Asphalt is a brown to black, high viscosity liquid or bitumen that consists almost entirely of carbon and hydrogen and has a low melting temperature. Natural asphalts form in oil-bearing rocks by evaporation of the volatiles. Asphalt has a low specific gravity and burns with a bright, hot flame. Asphalt is used for road surfacing, as a filler for joints in concrete, as a dust preventive, for roofing and water-proofing, in the rubber industry, in asphalt-based paints, and in the manufacture of asphalt flooring tile.

Asphaltic sand and gravel deposits are present in the Trinity Group (Cretaceous) in Pike and Howard Counties. Most deposits are very small, but may range up to 12 feet in thickness. Between 1900 and 1906, asphaltic sands were mined from open pits about 2.5 miles south of Pike in Pike County. Some 4,815 tons of asphaltic sand, valued at $22,368, was mined and shipped to Little Rock for use in street paving.

Essentially all asphalt now used in Arkansas consists of crude oil residues left over from the production of other petroleum products at refineries.
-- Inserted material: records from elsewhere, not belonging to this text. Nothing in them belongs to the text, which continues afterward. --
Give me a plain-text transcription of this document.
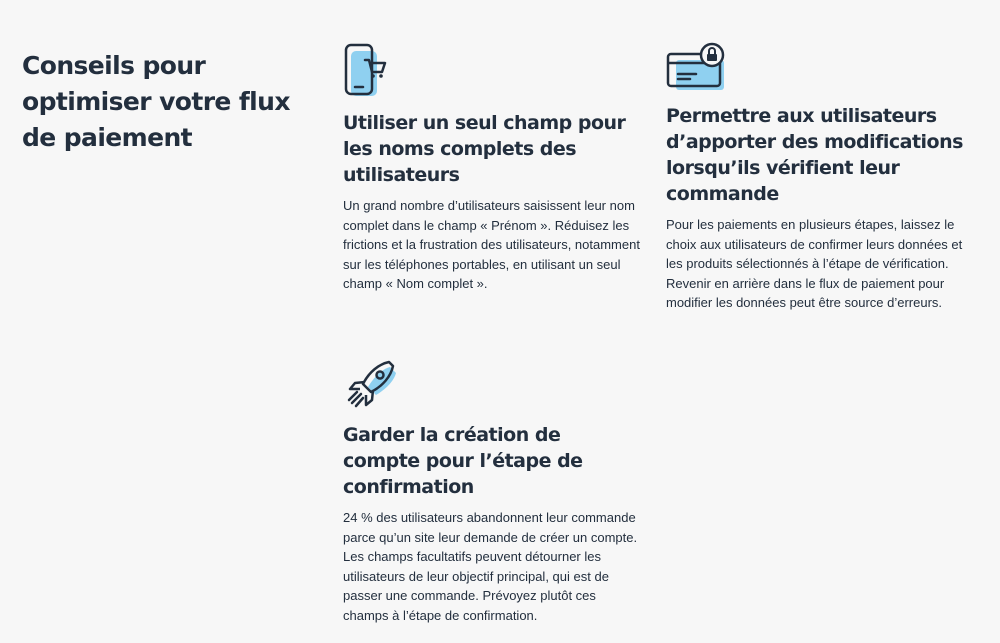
Conseils pour optimiser votre flux de paiement	Utiliser un seul champ pour les noms complets des utilisateurs

Un grand nombre d’utilisateurs saisissent leur nom complet dans le champ « Prénom ». Réduisez les frictions et la frustration des utilisateurs, notamment sur les téléphones portables, en utilisant un seul champ « Nom complet ».

Permettre aux utilisateurs d’apporter des modifications lorsqu’ils vérifient leur commande

Pour les paiements en plusieurs étapes, laissez le choix aux utilisateurs de confirmer leurs données et les produits sélectionnés à l’étape de vérification. Revenir en arrière dans le flux de paiement pour modifier les données peut être source d’erreurs.

Garder la création de compte pour l’étape de confirmation

24 % des utilisateurs abandonnent leur commande parce qu’un site leur demande de créer un compte. Les champs facultatifs peuvent détourner les utilisateurs de leur objectif principal, qui est de passer une commande. Prévoyez plutôt ces champs à l’étape de confirmation.
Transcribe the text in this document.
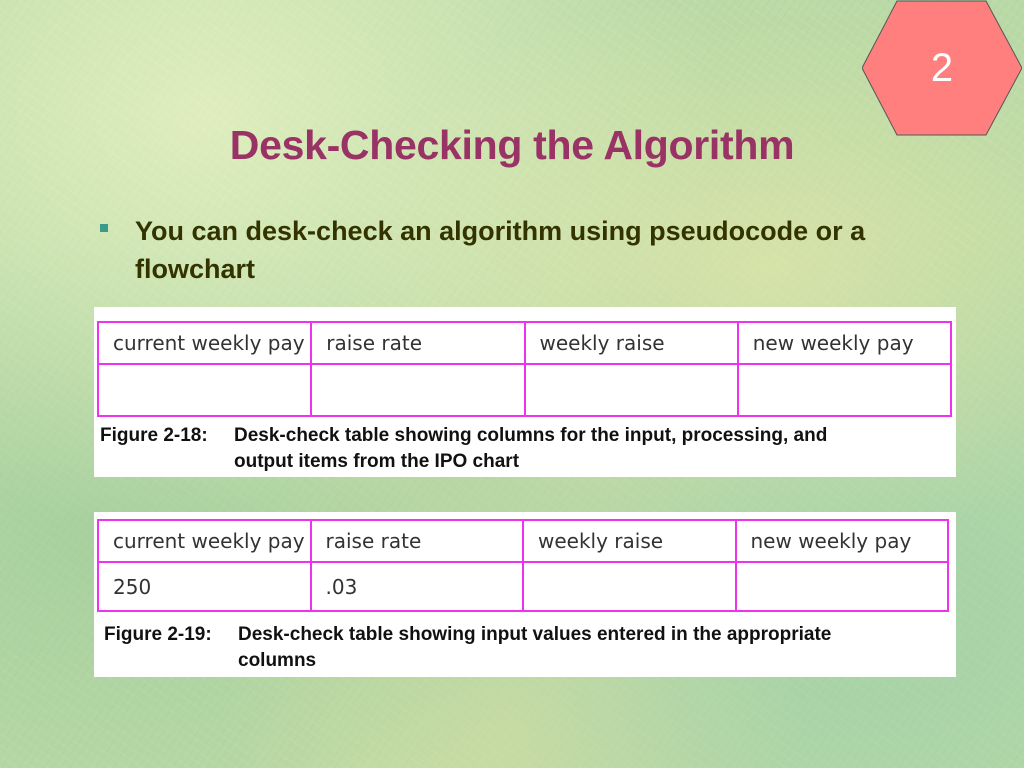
2
Desk-Checking the Algorithm
You can desk-check an algorithm using pseudocode or a flowchart
current weekly pay	raise rate	weekly raise	new weekly pay

Figure 2-18: Desk-check table showing columns for the input, processing, and
output items from the IPO chart
current weekly pay	raise rate	weekly raise	new weekly pay
250	.03		
Figure 2-19: Desk-check table showing input values entered in the appropriate
columns
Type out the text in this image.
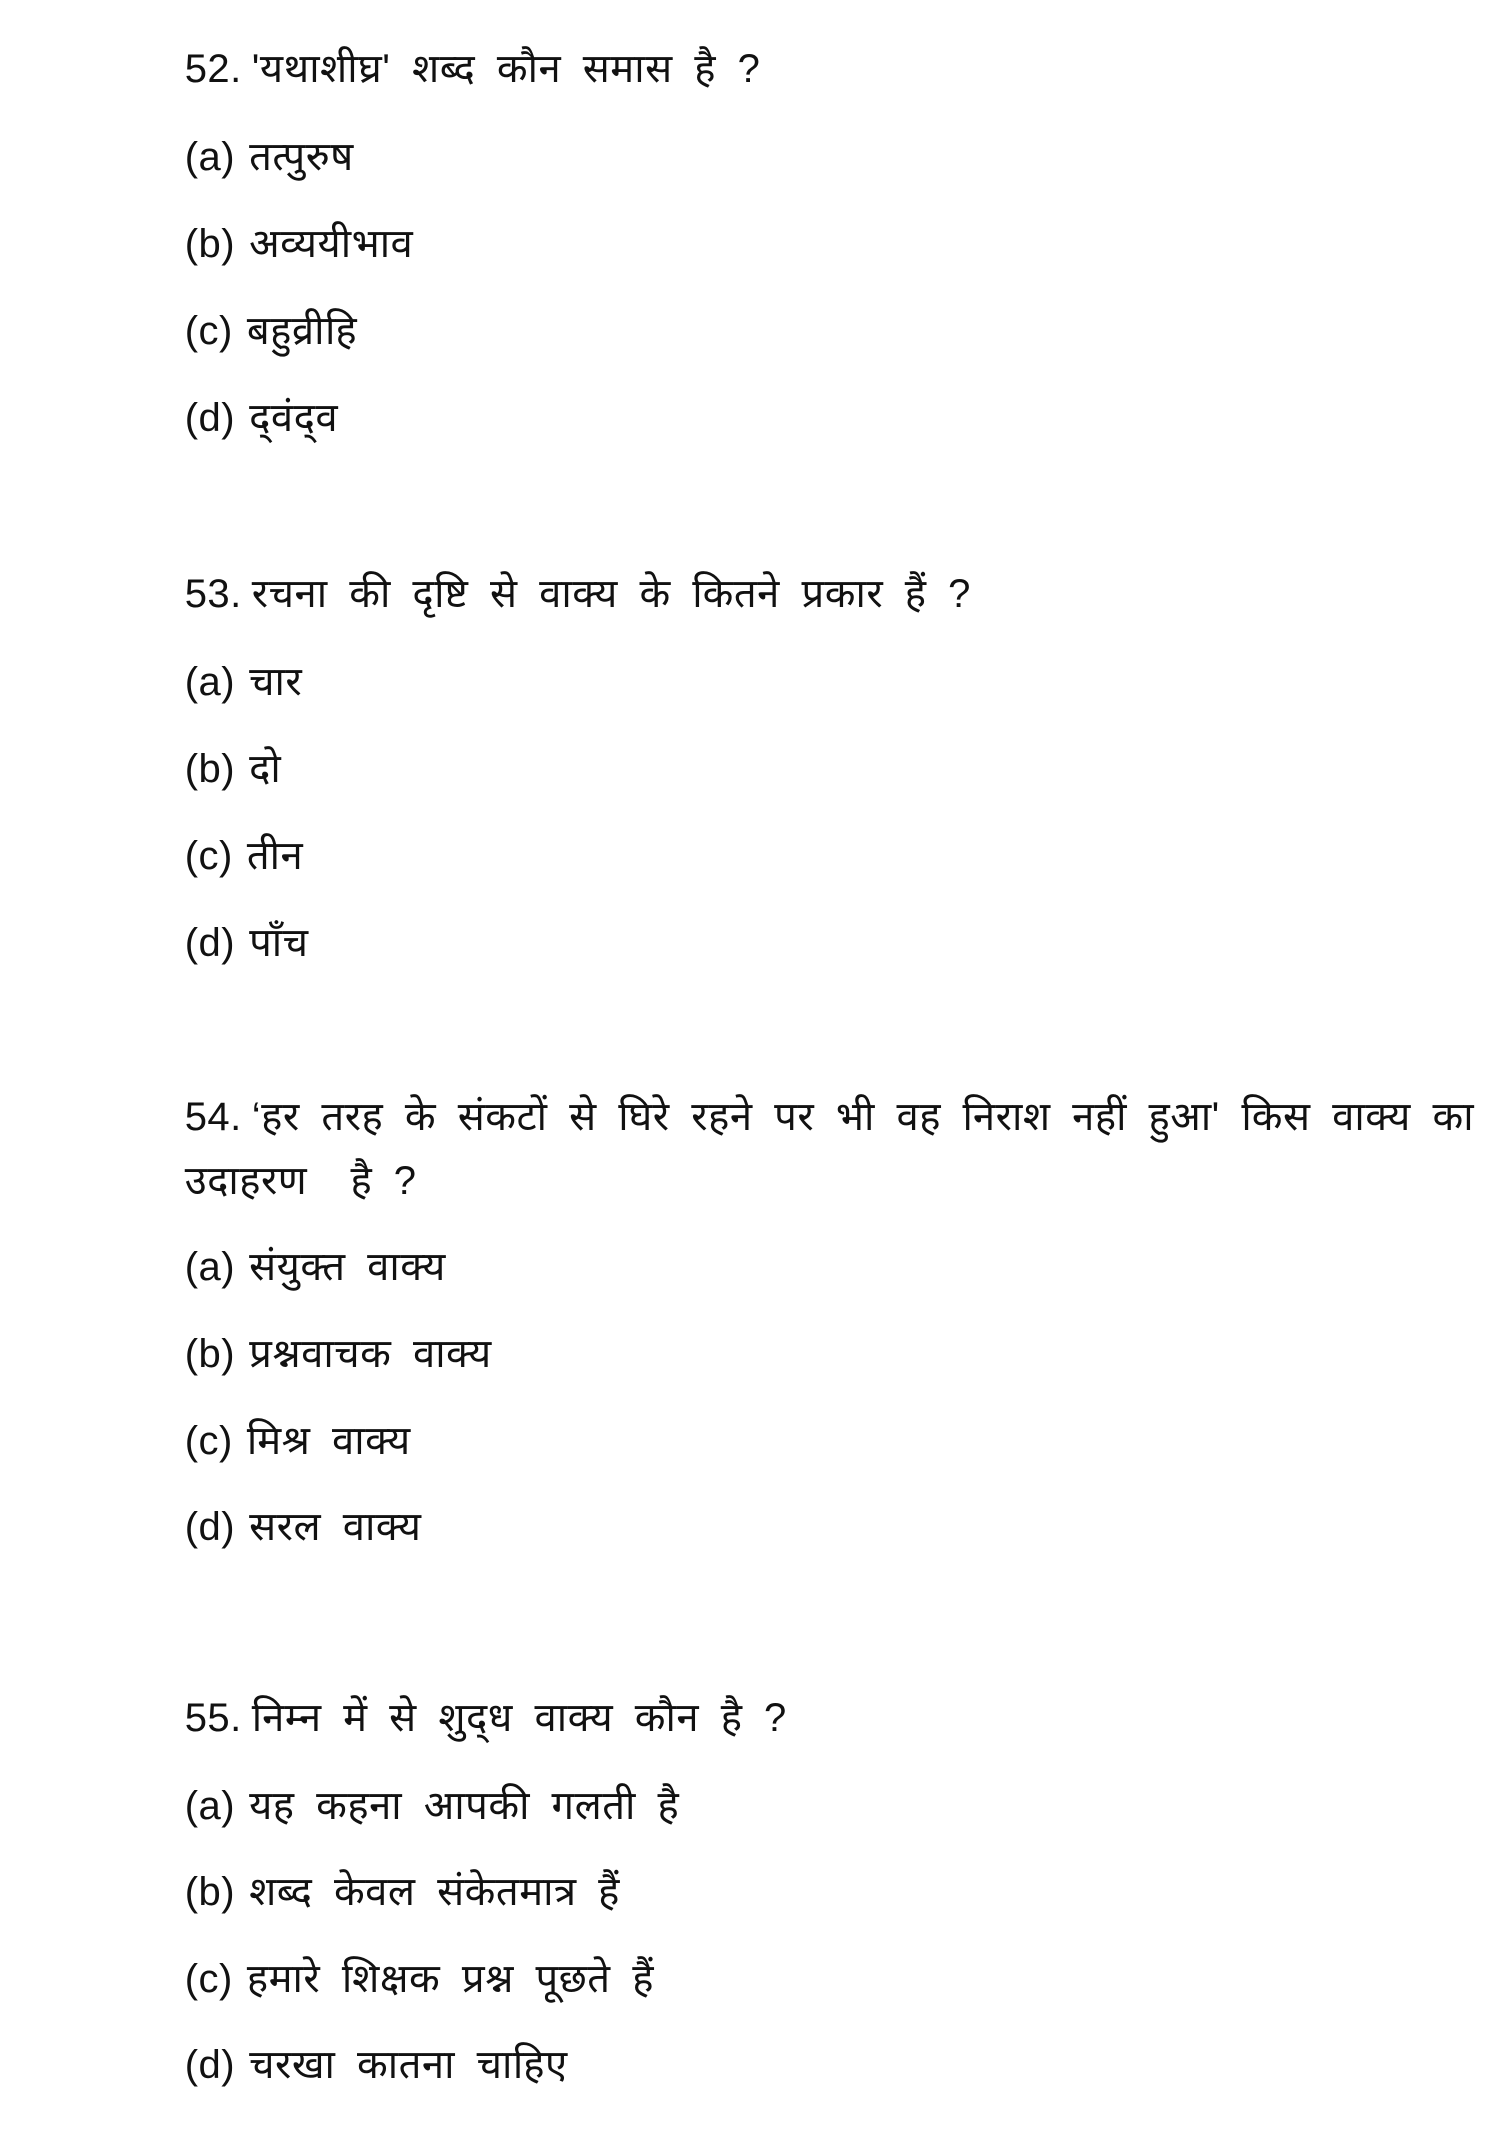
52. 'यथाशीघ्र' शब्द कौन समास है ?

(a) तत्पुरुष

(b) अव्ययीभाव

(c) बहुव्रीहि

(d) द्‌वंद्‌व

53. रचना की दृष्टि से वाक्य के कितने प्रकार हैं ?

(a) चार

(b) दो

(c) तीन

(d) पाँच

54. ‘हर तरह के संकटों से घिरे रहने पर भी वह निराश नहीं हुआ' किस वाक्य का

उदाहरण  है ?

(a) संयुक्त वाक्य

(b) प्रश्नवाचक वाक्य

(c) मिश्र वाक्य

(d) सरल वाक्य

55. निम्न में से शुद्‌ध वाक्य कौन है ?

(a) यह कहना आपकी गलती है

(b) शब्द केवल संकेतमात्र हैं

(c) हमारे शिक्षक प्रश्न पूछते हैं

(d) चरखा कातना चाहिए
None of the asphalt deposits in the state are presently being mined.


asphalt-industrial mineral

References

Hayes, C. W., 1903, Asphalt deposits of Pike County, Arkansas: U. S. Geological Survey Bulletin 213, p. 353-355.

Miser, H. D., and Purdue, A. H., 1918, Asphalt deposits and oil conditions in southwestern Arkansas: U. S. Geological Survey Bulletin 691, p. 271-292.

Miser, H. D., and Purdue, A. H., 1929, Geology of the DeQueen and Caddo Gap quadrangles, Arkansas: U. S. Geological Survey Bulletin 808, 195 p.